When the Clone Wars movie came out in 2008, that was when I really had to reexamine my position on the canon. After much soul-searching on the matter, I did not so much change my stance as clarify its original meaning. My clarified position on canon: "Unless Lucas himself wrote it, it's not real." Thus, Episodes I-VI were real, and everything else was not, though the Clone Wars stuff was at least occasionally interesting. In the course of amending that conditional, however, I had to confront a reality I had never seriously considered before, namely, the inevitability that there were going to be feature films called "Star Wars" that would have no place in Lucas's story. It seemed obvious once I considered the simple economics of it; the property was far too profitable to ever end simply with the story that one man had to tell. In fact, for years already, hundreds of other people had already been writing their own Star Wars stories, which Lucas approved because they made him money. I just didn't really notice because I didn't pay attention to all those books. But why had it never occurred to me that the Expanded Universe could encompass more than just books? Movies were where the big money was, and there were surely at least as many people out there wanting to make Star Wars movies as there were to write novels. I considered that it might not happen until after Lucas died, but eventually there were going to have to be blockbuster movies that would be part of what I considered the "not real" Expanded Universe. The potential for moneys simply demanded it.

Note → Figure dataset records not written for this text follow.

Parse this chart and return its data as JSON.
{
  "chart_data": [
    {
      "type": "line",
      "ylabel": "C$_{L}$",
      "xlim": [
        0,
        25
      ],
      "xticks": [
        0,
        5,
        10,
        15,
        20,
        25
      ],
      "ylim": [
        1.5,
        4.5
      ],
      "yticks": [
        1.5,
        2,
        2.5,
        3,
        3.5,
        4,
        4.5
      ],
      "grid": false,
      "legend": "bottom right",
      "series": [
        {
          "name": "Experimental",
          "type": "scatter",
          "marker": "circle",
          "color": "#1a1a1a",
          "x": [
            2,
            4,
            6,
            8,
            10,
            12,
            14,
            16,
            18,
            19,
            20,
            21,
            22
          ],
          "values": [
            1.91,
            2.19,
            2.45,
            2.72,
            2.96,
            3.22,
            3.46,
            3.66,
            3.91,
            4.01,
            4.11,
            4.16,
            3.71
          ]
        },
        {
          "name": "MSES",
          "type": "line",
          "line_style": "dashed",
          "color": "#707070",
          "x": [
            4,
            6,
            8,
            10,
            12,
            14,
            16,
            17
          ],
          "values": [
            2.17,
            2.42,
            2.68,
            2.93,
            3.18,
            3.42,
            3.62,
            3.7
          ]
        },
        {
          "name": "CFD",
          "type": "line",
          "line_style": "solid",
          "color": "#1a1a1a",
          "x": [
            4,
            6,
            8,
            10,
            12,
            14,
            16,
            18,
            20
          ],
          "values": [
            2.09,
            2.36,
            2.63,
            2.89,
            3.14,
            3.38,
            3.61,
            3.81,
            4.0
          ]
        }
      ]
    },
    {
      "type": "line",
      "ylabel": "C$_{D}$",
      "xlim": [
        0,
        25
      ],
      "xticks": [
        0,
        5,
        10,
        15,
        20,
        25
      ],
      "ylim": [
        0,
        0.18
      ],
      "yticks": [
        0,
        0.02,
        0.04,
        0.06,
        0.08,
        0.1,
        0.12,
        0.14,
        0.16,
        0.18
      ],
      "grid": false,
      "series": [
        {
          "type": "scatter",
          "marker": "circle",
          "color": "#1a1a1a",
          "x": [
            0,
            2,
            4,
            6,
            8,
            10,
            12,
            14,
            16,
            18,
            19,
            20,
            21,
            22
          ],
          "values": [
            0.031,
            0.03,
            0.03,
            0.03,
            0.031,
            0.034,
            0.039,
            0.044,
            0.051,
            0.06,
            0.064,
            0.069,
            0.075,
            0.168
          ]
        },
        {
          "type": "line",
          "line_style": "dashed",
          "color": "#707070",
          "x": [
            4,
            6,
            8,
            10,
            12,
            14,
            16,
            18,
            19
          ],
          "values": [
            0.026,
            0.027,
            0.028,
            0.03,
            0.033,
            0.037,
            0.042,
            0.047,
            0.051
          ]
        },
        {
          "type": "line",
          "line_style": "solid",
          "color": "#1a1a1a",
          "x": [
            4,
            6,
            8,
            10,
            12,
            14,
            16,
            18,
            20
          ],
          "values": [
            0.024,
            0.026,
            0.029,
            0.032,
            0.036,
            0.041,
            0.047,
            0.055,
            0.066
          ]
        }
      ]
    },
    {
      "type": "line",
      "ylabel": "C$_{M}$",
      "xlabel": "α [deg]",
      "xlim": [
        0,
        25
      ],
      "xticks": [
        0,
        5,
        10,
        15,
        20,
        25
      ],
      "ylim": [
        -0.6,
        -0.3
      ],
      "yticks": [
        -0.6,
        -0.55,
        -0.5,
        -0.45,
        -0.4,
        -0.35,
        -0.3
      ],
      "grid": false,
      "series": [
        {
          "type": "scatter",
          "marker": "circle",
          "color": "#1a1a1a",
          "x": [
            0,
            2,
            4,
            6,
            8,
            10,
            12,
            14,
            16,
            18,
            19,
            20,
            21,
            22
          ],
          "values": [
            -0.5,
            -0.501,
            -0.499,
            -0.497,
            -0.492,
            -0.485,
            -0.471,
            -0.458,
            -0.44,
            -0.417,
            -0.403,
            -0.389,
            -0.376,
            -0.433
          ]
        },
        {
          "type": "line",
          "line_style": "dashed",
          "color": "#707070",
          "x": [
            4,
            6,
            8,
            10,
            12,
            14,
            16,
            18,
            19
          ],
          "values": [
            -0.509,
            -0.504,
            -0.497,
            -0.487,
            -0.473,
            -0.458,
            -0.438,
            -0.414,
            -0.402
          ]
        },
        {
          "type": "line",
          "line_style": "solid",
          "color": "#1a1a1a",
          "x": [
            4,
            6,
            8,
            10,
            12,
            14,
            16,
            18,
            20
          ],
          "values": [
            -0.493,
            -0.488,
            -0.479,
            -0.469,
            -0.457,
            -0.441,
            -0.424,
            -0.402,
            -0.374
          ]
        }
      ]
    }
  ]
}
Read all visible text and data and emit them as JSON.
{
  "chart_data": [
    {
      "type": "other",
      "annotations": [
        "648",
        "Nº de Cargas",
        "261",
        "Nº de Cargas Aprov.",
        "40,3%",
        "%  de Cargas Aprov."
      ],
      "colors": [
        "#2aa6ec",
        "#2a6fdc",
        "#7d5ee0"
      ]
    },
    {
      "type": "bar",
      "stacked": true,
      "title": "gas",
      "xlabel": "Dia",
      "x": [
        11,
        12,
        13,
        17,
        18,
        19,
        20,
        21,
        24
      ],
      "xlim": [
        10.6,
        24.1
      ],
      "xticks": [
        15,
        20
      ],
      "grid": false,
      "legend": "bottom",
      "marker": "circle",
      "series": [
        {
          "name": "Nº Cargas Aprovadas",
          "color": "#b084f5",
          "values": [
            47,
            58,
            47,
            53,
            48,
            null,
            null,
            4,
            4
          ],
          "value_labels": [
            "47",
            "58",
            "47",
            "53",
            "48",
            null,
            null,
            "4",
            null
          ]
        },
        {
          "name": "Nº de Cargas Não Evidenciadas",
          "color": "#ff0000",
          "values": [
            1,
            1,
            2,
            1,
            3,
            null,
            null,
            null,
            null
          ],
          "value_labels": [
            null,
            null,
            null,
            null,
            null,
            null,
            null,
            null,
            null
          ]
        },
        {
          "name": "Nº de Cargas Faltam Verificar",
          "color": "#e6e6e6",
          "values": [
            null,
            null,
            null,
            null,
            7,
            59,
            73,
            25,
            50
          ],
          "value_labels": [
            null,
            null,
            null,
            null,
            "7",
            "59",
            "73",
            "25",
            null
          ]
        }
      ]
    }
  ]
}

Now, it seems we won't even have to wait for Lucas to die first. Frankly, I'm rather stunned by Disney's forthrightness in stating its intention to release a new movie every 2-3 years (and that's following the completion of their sequel trilogy). That's surely a press release note for investors; does any fan seriously interpret anything other than crass commercialism out of that promise?
That said, I do like Star Wars, and I like summer blockbuster season. Even without knowing anything about what Episode VII will be, I'm already more excited at the prospect of getting to see a Star Wars summer blockbuster in 2015 than I was about the Avengers sequel. But will it be canon? Well, since they're daring to call it "Episode VII," and since Lucas has already said that he had story treatments for the sequels, I'm hoping it won't go too far afield of what I currently consider canon. If Chewbacca dies in "Episode IX" on movie screens across the world, then that may be when I finally withdraw altogether from serious discussions of Star Wars canon, lest I come across as the nut denying that this thing everybody saw ever actually happened.